Diana let out a sudden cry of relief and threw her arms around the dog’s rotund neck. Harold ruffled the dog’s head and said, ‘Good, boy – I knew you would turn up sooner or later.’

Rachel handed Diana’s dog tag back to her. ‘Um – thank you, Rachel,’ Diana said, thoroughly bemused as she showed it to her husband.

The Higgins huddled together. They whispered to one another in surprised tones; they turned the dog tag over repeatedly as if they hadn’t seen it before and gave Rachel a curious gaze as she joined Stewart by the candyfloss machine that chugged away.

‘Thanks for mending the candyfloss machine,’ Stewart told Rachel, patting its uneven metal surface affectionately. ‘I owe you one.’

‘You know I’m going to remember that –’ she began.

‘HEY – WHAT’S GOING ON OVER THERE?’

From the back of Bumble’s Beehive stall, Bill waved at them and bellowed, ‘HAVE YOU FIXED THE CANDYFLOSS MACHINE?’

‘WE’RE BACK IN BUSINESS, LOVE – BE WITH YOU IN A MO,’ Bella shouted back, holding up her raspberry candyfloss like a prized trophy.

Bill gave her the thumbs up, turned around, clicked his heels together and disappeared back into his stall.

‘I think it’s time we were getting back home, Rachel,’ said Lorraine. ‘I’ve got the cooking to prepare, and we’re meeting your father at work – what’s that blood on your hand?’

‘Oh, it’s nothing – I just knocked my warts,’ Rachel fibbed, but her mother still took hold of her hand with lightning speed. ‘It isn’t that bad – it’s just dried blood,’ she added dismissively, as she knew if her mother found out the truth, she would be back to see their doctor in a flash.

‘Now, I’ll be the judge of that,’ Lorraine coddled and inspected her daughter’s hand. ‘Right, I need something to wipe that dried blood off.’

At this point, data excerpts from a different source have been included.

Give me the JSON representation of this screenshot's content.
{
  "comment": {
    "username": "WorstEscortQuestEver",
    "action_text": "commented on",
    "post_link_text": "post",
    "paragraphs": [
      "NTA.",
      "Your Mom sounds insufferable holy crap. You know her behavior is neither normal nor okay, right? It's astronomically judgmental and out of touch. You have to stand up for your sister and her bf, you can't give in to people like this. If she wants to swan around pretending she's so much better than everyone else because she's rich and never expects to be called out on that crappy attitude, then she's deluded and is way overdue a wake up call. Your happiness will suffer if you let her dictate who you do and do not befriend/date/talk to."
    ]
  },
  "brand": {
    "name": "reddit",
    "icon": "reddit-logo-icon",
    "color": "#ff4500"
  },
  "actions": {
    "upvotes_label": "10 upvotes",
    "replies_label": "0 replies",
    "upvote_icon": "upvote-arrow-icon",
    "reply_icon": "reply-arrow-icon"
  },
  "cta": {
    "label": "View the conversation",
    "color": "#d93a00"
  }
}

As Lorraine spat on a handkerchief and slowly wiped the blood away, Rachel felt like a small child much to Stewart’s amusement as he gave her a furtive glance and sniggered at her embarrassment.

‘Nearly done,’ said Lorraine sweetly.

‘Thanks, Mum,’ she said, rubbing the skin near her nagging warts.

‘Does it still hurt?’

‘Only a little bit.’

‘Here, let Mummy kiss it better,’ said Lorraine cooingly, and before Rachel could object, she had bent down and kissed her hand, but her mother’s head suddenly snapped back, and she let out a muffled scream and staggered sideways in shock.

Lorraine almost keeled over in a dazed stupor, but Rachel grabbed her arms and steadied her swaying as she muttered words of nonsense.

With rising fear and growing concern, Rachel stared up into her mother’s deathly white face and shrieked, ‘Mum – what’s wrong?’

At first, her mother didn’t seem to know she was even there, let alone answer her desperate question, but after a moment or two, Lorraine’s soft hands cupped her daughter’s face, and she smiled down at her.

‘I’ve – I’ve forgotten so much,’ Lorraine choked, her moist eyes welling up again. ‘I’d forgotten how much I loved you, Rachel,’ she added tearfully and hugged her so tightly, she thought she heard a rib crack.

‘I love you too, Mum,’ Rachel replied, returning her mother’s warm embrace, trying not to sound overawed by her public show of affection.

As her mother held her even tighter, Rachel couldn’t fathom out why she was acting so strange and completely out of character.

Eventually, Lorraine released Rachel from her tender clutches and reached hurriedly into her glittering turquoise handbag; she pulled out a handkerchief, dabbed at her damp face and then blew her nose so loud it scared the neighbouring seagulls half to death.

Drawing herself up to her full height, Lorraine composed herself and said, ‘Now, Rachel – how would you like a trip to the park?’